I can recall people moving to the Soviet Union made news headlines and were labeled as defectors. Lee Harvey Oswald made headlines as a defector long before assassinating JFK.
How much has changed? If an American got a job offer would it be a big deal to move to Russia, Ukraine, or the other former Soviet bloc countries ? Is it it any more difficult than moving to Europe or Japan for a job?
One of my husband’s college buddies now lives and teaches in Kiev and is married to a Ukrainian woman. I don’t know how easy or hard it was for him to do, but he’s a regular guy and not a world-class athlete and he did it. Probably being a teacher and a native speaker of a desirable language helps.
In the first years after the fall of communism, a lot of American businessmen went to the former Soviet countries to seek their fortunes.
Before Putin’s cronies took over the country, it was considered a more business-friendly environment than many Western countries.
I don’t know if they intended to emigrate permanently, or if they just wanted to make a quick buck and then return home. (Then again, a lot of America’s immigrants never intended to stay permanently. Funny how life meddles with your plans.)

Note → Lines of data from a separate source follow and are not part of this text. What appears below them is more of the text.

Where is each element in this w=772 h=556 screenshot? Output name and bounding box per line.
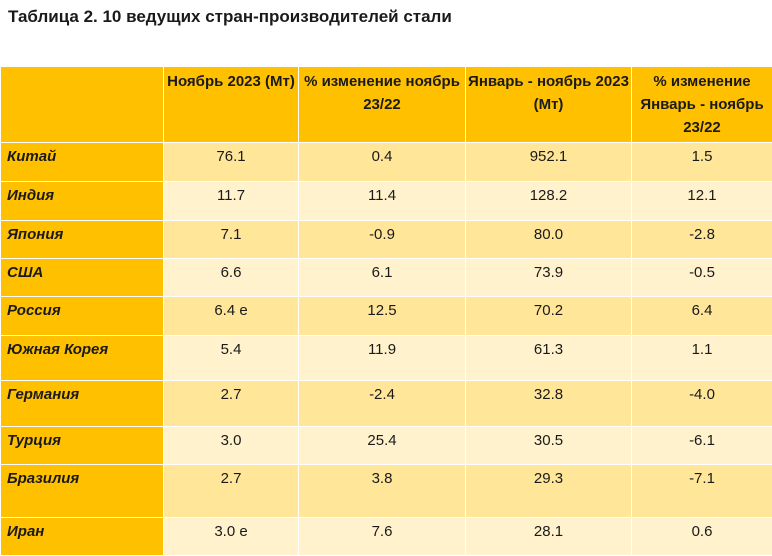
- table-row: Китай 76.1 0.4 952.1 1.5: [1, 143, 772, 182]
- country-cell: Индия: [1, 182, 164, 221]
- ytd-change-cell: 1.5: [632, 143, 772, 182]
- table-row: Турция 3.0 25.4 30.5 -6.1: [1, 427, 772, 465]
- country-cell: Турция: [1, 427, 164, 465]
- nov-2023-cell: 2.7: [164, 381, 299, 427]
- ytd-2023-cell: 73.9: [466, 259, 632, 297]
- table-row: Южная Корея 5.4 11.9 61.3 1.1: [1, 336, 772, 381]
- header-row: Ноябрь 2023 (Мт) % изменение ноябрь 23/2…: [1, 67, 772, 143]
- country-cell: США: [1, 259, 164, 297]
- table-row: Германия 2.7 -2.4 32.8 -4.0: [1, 381, 772, 427]
- nov-2023-cell: 5.4: [164, 336, 299, 381]
- ytd-change-cell: 0.6: [632, 518, 772, 556]
- ytd-2023-cell: 30.5: [466, 427, 632, 465]
- nov-2023-cell: 6.4 e: [164, 297, 299, 336]
- nov-2023-cell: 6.6: [164, 259, 299, 297]
- ytd-change-cell: -0.5: [632, 259, 772, 297]
- table-row: Россия 6.4 e 12.5 70.2 6.4: [1, 297, 772, 336]
- table-row: Бразилия 2.7 3.8 29.3 -7.1: [1, 465, 772, 518]
- nov-change-cell: 25.4: [299, 427, 466, 465]
- ytd-2023-cell: 28.1: [466, 518, 632, 556]
- country-cell: Россия: [1, 297, 164, 336]
- header-corner: [1, 67, 164, 143]
- ytd-2023-cell: 70.2: [466, 297, 632, 336]
- country-cell: Южная Корея: [1, 336, 164, 381]
- ytd-2023-cell: 128.2: [466, 182, 632, 221]
- nov-change-cell: 12.5: [299, 297, 466, 336]
- ytd-2023-cell: 952.1: [466, 143, 632, 182]
- nov-change-cell: -0.9: [299, 221, 466, 259]
- nov-2023-cell: 3.0 e: [164, 518, 299, 556]
- nov-change-cell: 0.4: [299, 143, 466, 182]
- ytd-change-cell: -2.8: [632, 221, 772, 259]
- header-ytd-2023: Январь - ноябрь 2023 (Мт): [466, 67, 632, 143]
- table-row: Индия 11.7 11.4 128.2 12.1: [1, 182, 772, 221]
- nov-change-cell: 7.6: [299, 518, 466, 556]
- ytd-2023-cell: 32.8: [466, 381, 632, 427]
- nov-change-cell: 11.9: [299, 336, 466, 381]
- table-row: Япония 7.1 -0.9 80.0 -2.8: [1, 221, 772, 259]
- table-row: США 6.6 6.1 73.9 -0.5: [1, 259, 772, 297]
- ytd-2023-cell: 29.3: [466, 465, 632, 518]
- country-cell: Германия: [1, 381, 164, 427]
- ytd-change-cell: 1.1: [632, 336, 772, 381]
- ytd-change-cell: 12.1: [632, 182, 772, 221]
- ytd-2023-cell: 80.0: [466, 221, 632, 259]
- header-nov-2023: Ноябрь 2023 (Мт): [164, 67, 299, 143]
- steel-producers-table: Ноябрь 2023 (Мт) % изменение ноябрь 23/2…: [0, 66, 772, 556]
- country-cell: Бразилия: [1, 465, 164, 518]
- ytd-change-cell: -6.1: [632, 427, 772, 465]
- table-row: Иран 3.0 e 7.6 28.1 0.6: [1, 518, 772, 556]
- table-title: Таблица 2. 10 ведущих стран-производител…: [8, 7, 452, 27]
- ytd-2023-cell: 61.3: [466, 336, 632, 381]
- header-nov-change: % изменение ноябрь 23/22: [299, 67, 466, 143]
- country-cell: Китай: [1, 143, 164, 182]
- nov-2023-cell: 2.7: [164, 465, 299, 518]
- nov-change-cell: 6.1: [299, 259, 466, 297]
- ytd-change-cell: 6.4: [632, 297, 772, 336]
- country-cell: Иран: [1, 518, 164, 556]
- nov-change-cell: 11.4: [299, 182, 466, 221]
- ytd-change-cell: -4.0: [632, 381, 772, 427]
- nov-change-cell: 3.8: [299, 465, 466, 518]
- header-ytd-change: % изменение Январь - ноябрь 23/22: [632, 67, 772, 143]
- nov-change-cell: -2.4: [299, 381, 466, 427]
- nov-2023-cell: 76.1: [164, 143, 299, 182]
- country-cell: Япония: [1, 221, 164, 259]
- nov-2023-cell: 11.7: [164, 182, 299, 221]
- nov-2023-cell: 7.1: [164, 221, 299, 259]
- nov-2023-cell: 3.0: [164, 427, 299, 465]
- ytd-change-cell: -7.1: [632, 465, 772, 518]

Shouldn’t be a big deal. I know a few Americans and other expats living in Moscow, and it didn’t seem to me to be any more difficult than working and living legally in Europe. It might actually have been easier. One was a journalist who worked for the Moscow Times and then went on to work in some think thank (he settled down with a Russian wife in Moscow), and another one was a publishing businessman/entrepreneur who moved there to work for various companies involved in developing business in Russia. Plus there’s your usual crowd of English teachers and the such.

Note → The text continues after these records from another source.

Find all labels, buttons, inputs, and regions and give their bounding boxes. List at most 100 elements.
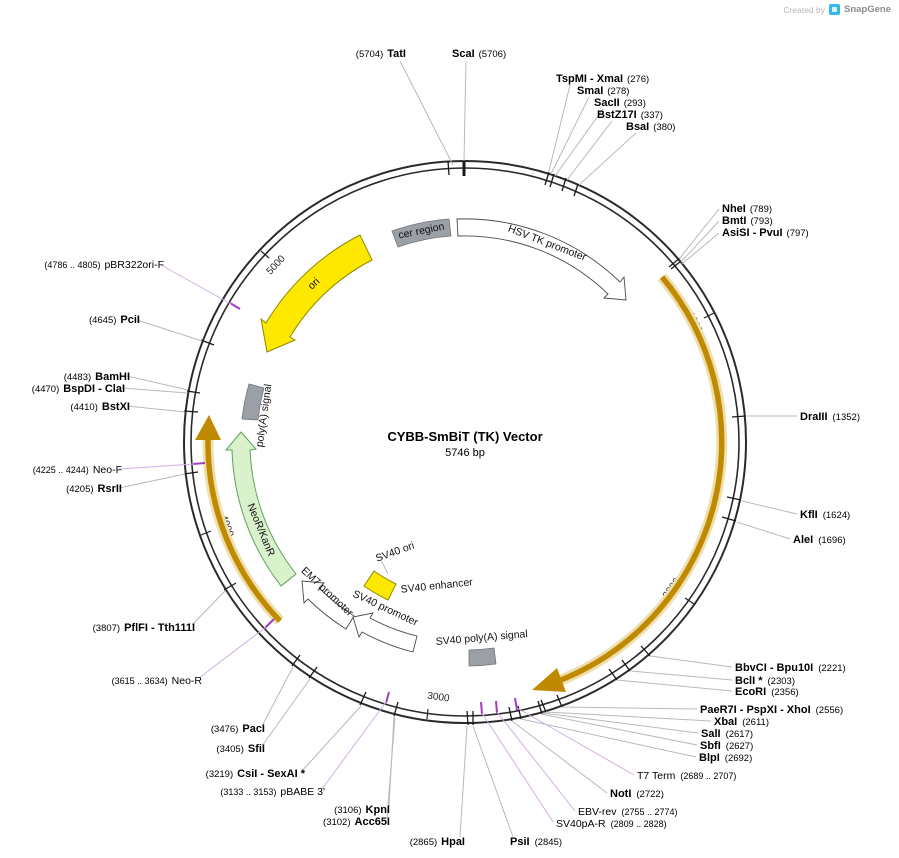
site-label-tati: (5704) TatI (356, 48, 406, 60)
leader (191, 590, 226, 626)
watermark: Created by SnapGene (783, 4, 891, 15)
feature-hsv-tk-promoter-arrow (456, 218, 627, 301)
site-label-sacii: SacII (293) (594, 97, 646, 109)
tick (556, 694, 563, 708)
tick (540, 699, 547, 713)
site-label-nhei: NheI (789) (722, 203, 772, 215)
leader (516, 707, 635, 776)
site-label-hpai: (2865) HpaI (410, 836, 465, 848)
leader (649, 655, 733, 668)
tick (731, 415, 747, 418)
tick (183, 410, 199, 413)
tick (308, 666, 318, 679)
leader (630, 670, 733, 681)
primer-leader-lines (118, 264, 635, 823)
site-label-alei: AleI (1696) (793, 534, 846, 546)
tick (670, 260, 682, 270)
tick (621, 659, 631, 672)
tick (359, 691, 367, 706)
site-label-noti: NotI (2722) (610, 788, 664, 800)
leader (542, 712, 699, 734)
leader (321, 701, 387, 790)
watermark-brand: SnapGene (844, 4, 891, 15)
site-label-smai: SmaI (278) (577, 85, 629, 97)
leader (261, 678, 311, 747)
feature-label-sv40-ori: SV40 ori (374, 540, 416, 565)
tick (537, 700, 543, 715)
leader (680, 220, 720, 263)
leader (136, 319, 203, 342)
primer-tick (229, 302, 241, 310)
tick (186, 390, 201, 394)
leader (566, 120, 613, 181)
leader (681, 232, 720, 265)
cds-arc-right (532, 273, 728, 692)
primer-tick (514, 697, 518, 711)
tick (291, 654, 301, 667)
tick (426, 708, 429, 720)
site-label-blpi: BlpI (2692) (699, 752, 752, 764)
primer-ticks (192, 302, 518, 715)
primer-label-pbr322ori-f: (4786 .. 4805) pBR322ori-F (44, 259, 164, 271)
snapgene-logo-icon (829, 4, 840, 15)
tick (640, 645, 651, 657)
site-label-bsai: BsaI (380) (626, 121, 675, 133)
leader (301, 705, 362, 772)
primer-tick (480, 701, 483, 715)
primer-label-neo-r: (3615 .. 3634) Neo-R (112, 675, 203, 687)
leader (399, 60, 454, 166)
primer-label-t7-term: T7 Term (2689 .. 2707) (637, 770, 736, 782)
cds-arc-left-body (205, 439, 282, 623)
cds-arc-left-arrowhead (195, 415, 221, 440)
site-label-draiii: DraIII (1352) (800, 411, 860, 423)
site-label-bbvci-bpu10i: BbvCI - Bpu10I (2221) (735, 662, 846, 674)
site-label-bamhi: (4483) BamHI (64, 371, 130, 383)
primer-tick (192, 462, 206, 465)
tick (517, 705, 522, 720)
tick (726, 496, 742, 501)
leader (121, 387, 188, 394)
primer-tick (385, 691, 390, 704)
tick (183, 471, 199, 475)
tick (200, 530, 212, 536)
tick (447, 160, 450, 176)
leader (554, 108, 604, 177)
tick (668, 257, 681, 268)
leader (678, 208, 720, 260)
feature-neor-kanr-arrow (224, 431, 297, 587)
leader (741, 500, 798, 515)
tick (466, 710, 469, 726)
tick (561, 177, 567, 192)
site-label-bcli: BclI * (2303) (735, 675, 795, 687)
plasmid-size: 5746 bp (445, 447, 485, 459)
tick (200, 339, 215, 346)
feature-ori-arrow (260, 234, 373, 353)
primer-label-sv40pa-r: SV40pA-R (2809 .. 2828) (556, 818, 667, 830)
feature-label-sv40-polya: SV40 poly(A) signal (435, 628, 528, 648)
site-label-tspmi-xmai: TspMI - XmaI (276) (556, 73, 649, 85)
site-label-bmti: BmtI (793) (722, 215, 773, 227)
leader (459, 725, 468, 838)
primer-label-ebv-rev: EBV-rev (2755 .. 2774) (578, 806, 678, 818)
watermark-created-by: Created by (783, 4, 825, 15)
plasmid-title: CYBB-SmBiT (TK) Vector (387, 429, 542, 444)
site-label-sfii: (3405) SfiI (216, 743, 265, 755)
leader (126, 375, 189, 391)
site-label-paer7i-pspxi-xhoi: PaeR7I - PspXI - XhoI (2556) (700, 704, 843, 716)
leader (118, 473, 186, 489)
feature-sv40-promoter-arrow (352, 612, 418, 653)
leader (736, 521, 791, 540)
leader (379, 557, 389, 575)
tick (544, 171, 550, 186)
leader (472, 725, 514, 838)
leader-lines (118, 60, 798, 838)
site-label-sbfi: SbfI (2627) (700, 740, 753, 752)
tick (684, 597, 695, 605)
feature-label-sv40-enhancer: SV40 enhancer (400, 576, 474, 596)
site-label-asisi-pvui: AsiSI - PvuI (797) (722, 227, 809, 239)
primer-tick (264, 618, 275, 629)
primer-tick (495, 700, 498, 714)
site-label-scai: ScaI (5706) (452, 48, 506, 60)
feature-cer-region (391, 218, 452, 248)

This is disgusting. Second thread on Russia that I viewed in the last 10 minutes, and not one “In Soviet Russia…” joke. There may as well not be a Russia if we can’t do better than that.
It is not at all unusual for American athletes to emigrate to other countries, if their skill level isn’t quite up to the level at which they can be remunerated professionals in the USA. There are even some former major league baseball players playing in the Dutch and Italian baseball leagues, and there have always been a smattering of them playing in Japan and Mexico. There is an entire industry of recruiters bringing American basketball players to many European countries.